Don’t feel guilty if you feel like laughing. We want you to laugh with us. Seeing humor in tragedy is what Filipinos are good at.

My beloved country is a piece of surreal art, like a magical realism novel that comes to life.

Natural calamities – typhoons, earthquakes, volcanic eruptions – visit the Philippines regularly. One would think the gods conspire to create these natural disasters every single year to trigger population attrition and annihilate this race.

And then there are manmade disasters – coup d'états, corrupt government, revolutions, impeachment trials, the Church, Imelda Marcos and Gloria Macapagal Arroyo.

The Filipinos are indeed veterans of calamities. This is how these people have developed a remarkable resilience and immunity to pain and mental depression.

They have forgiven God.

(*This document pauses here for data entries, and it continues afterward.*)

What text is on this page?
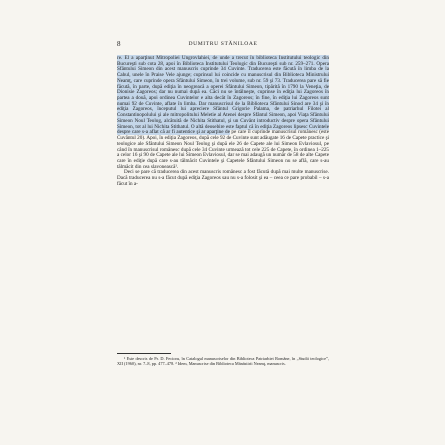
8	DUMITRU STĂNILOAE

re. El a aparţinut Mitropoliei Ungrovlahiei, de unde a trecut în biblioteca Institutului teologic din Bucureşti sub cota 28, apoi în Biblioteca Institutului Teologic din Bucureşti sub nr. 259–271. Opera Sfântului Simeon din acest manuscris cuprinde 34 Cuvinte. Traducerea este făcută în limba de la Cahul, unele în Praise Vele ajunge; cuprinsul lui coincide cu manuscrisul din Biblioteca Ministrului Neamţ, care cuprinde opera Sfântului Simeon, în trei volume, sub nr. 59 şi 73. Traducerea pare să fie făcută, în parte, după ediţia în neogreacă a operei Sfântului Simeon, tipărită în 1790 la Veneţia, de Dionisie Zagoreos; dar nu numai după ea. Căci nu se întâlneşte, cuprinse în ediţia lui Zagoreos în partea a două, apoi ordinea Cuvintelor e alta decât în Zagoreos; în fine, în ediţia lui Zagoreos sunt numai 92 de Cuvinte, aflate în limba. Dar manuscrisul de la Biblioteca Sfântului Sinod are 34 şi în ediţia Zagoreos, începutul lui apreciere Sfântul Grigorie Palama, de patriarhul Filotei al Constantinopolului şi ale mitropolitului Meletie al Atenei despre Sfântul Simeon, apoi Viaţa Sfântului Simeon Noul Teolog, alcătuită de Nichita Stithatul, şi un Cuvânt introductiv despre opera Sfântului Simeon, tot al lui Nichita Stithatul. O altă deosebire este faptul că în ediţia Zagoreos lipsesc Cuvintele despre care s-a aflat că ar fi autentice şi ar aparţine de pe care îl cuprinde manuscrisul românesc (este Cuvântul 20). Apoi, în ediţia Zagoreos, după cele 92 de Cuvinte sunt adăugate 16 de Capete practice şi teologice ale Sfântului Simeon Noul Teolog şi după ele 26 de Capete ale lui Simeon Evlaviosul, pe când în manuscrisul românesc după cele 34 Cuvinte urmează tot cele 225 de Capete, în ordinea 1–225 a celor 16 şi 90 de Capete ale lui Simeon Evlaviosul, dar se mai adaugă un număr de 58 de alte Capete care în ediţie după care s-au tălmăcit Cuvintele şi Capetele Sfântului Simeon nu se află, care s-au tălmăcit din cea slavonească¹.

Deci se pare că traducerea din acest manuscris românesc a fost făcută după mai multe manuscrise. Dacă traducerea nu s-a făcut după ediţia Zagoreos sau nu s-a folosit şi ea – ceea ce pare probabil – s-a făcut în a-

¹ Este descris de Pr. D. Fecioru, în Catalogul manuscriselor din Biblioteca Patriarhiei Române, în „Studii teologice”, XII (1960), nr. 7–8, pp. 477–478. ² Idem, Manuscrise din Biblioteca Mănăstirii Neamţ, manuscris.
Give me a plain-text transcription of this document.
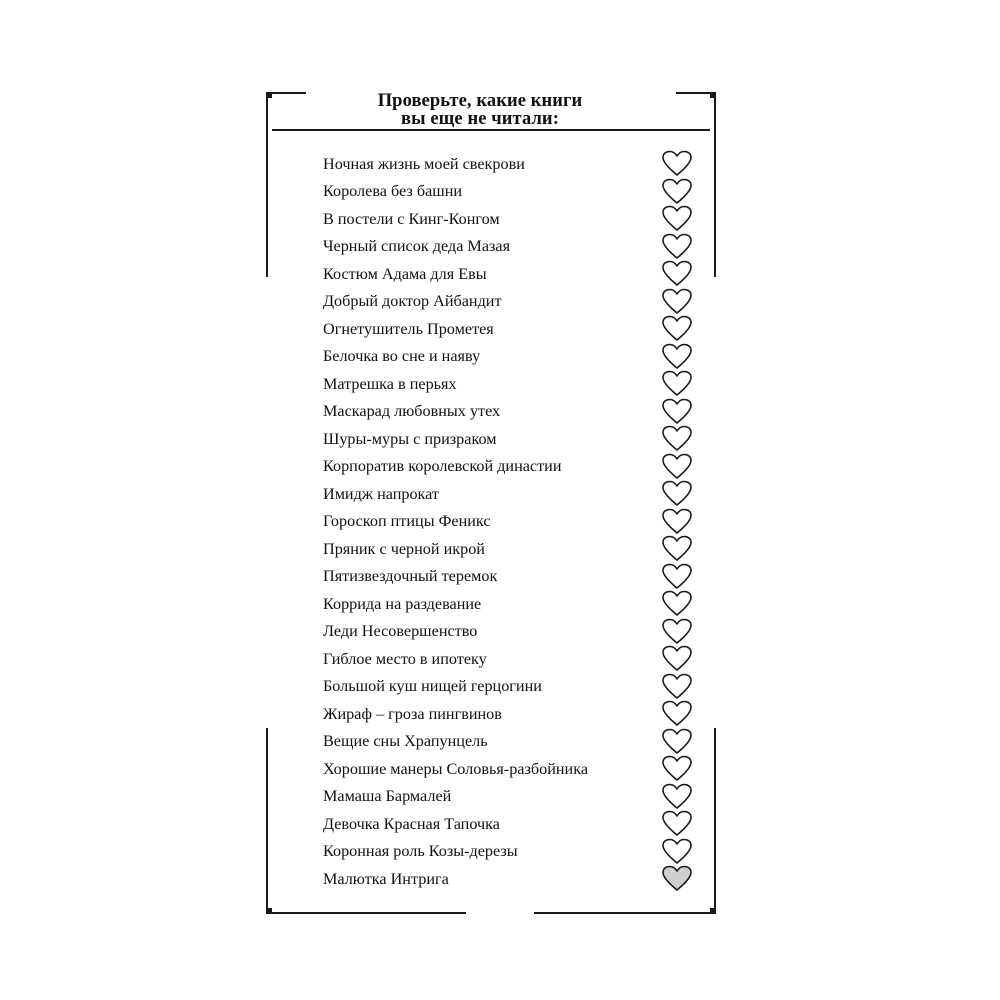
Проверьте, какие книги
вы еще не читали:
Ночная жизнь моей свекрови
Королева без башни
В постели с Кинг-Конгом
Черный список деда Мазая
Костюм Адама для Евы
Добрый доктор Айбандит
Огнетушитель Прометея
Белочка во сне и наяву
Матрешка в перьях
Маскарад любовных утех
Шуры-муры с призраком
Корпоратив королевской династии
Имидж напрокат
Гороскоп птицы Феникс
Пряник с черной икрой
Пятизвездочный теремок
Коррида на раздевание
Леди Несовершенство
Гиблое место в ипотеку
Большой куш нищей герцогини
Жираф – гроза пингвинов
Вещие сны Храпунцель
Хорошие манеры Соловья-разбойника
Мамаша Бармалей
Девочка Красная Тапочка
Коронная роль Козы-дерезы
Малютка Интрига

And such an act of forgiving brings out the best in everyone. Selfishness is replaced with altruism. Neighbors risk their own safety to carry a laboring pregnant woman to the hospital. Flood victims rescue their own rescuers who fell in danger. Prison inmates and jail guards have skipped breakfast for two days to donate their food ration to the flood victims.

Filipinos say “Bahala na si Batman” (Let Batman take charge) when confronted by a despondent situation, in which nothing can be done but leave things to fate. Such a happy-go-lucky attitude can slip into a weakness of character, but at the same time, it equips people with strength that enables them to battle any monster that comes their way. The Filipinos may not have super powers, but they have a strong human spirit to survive.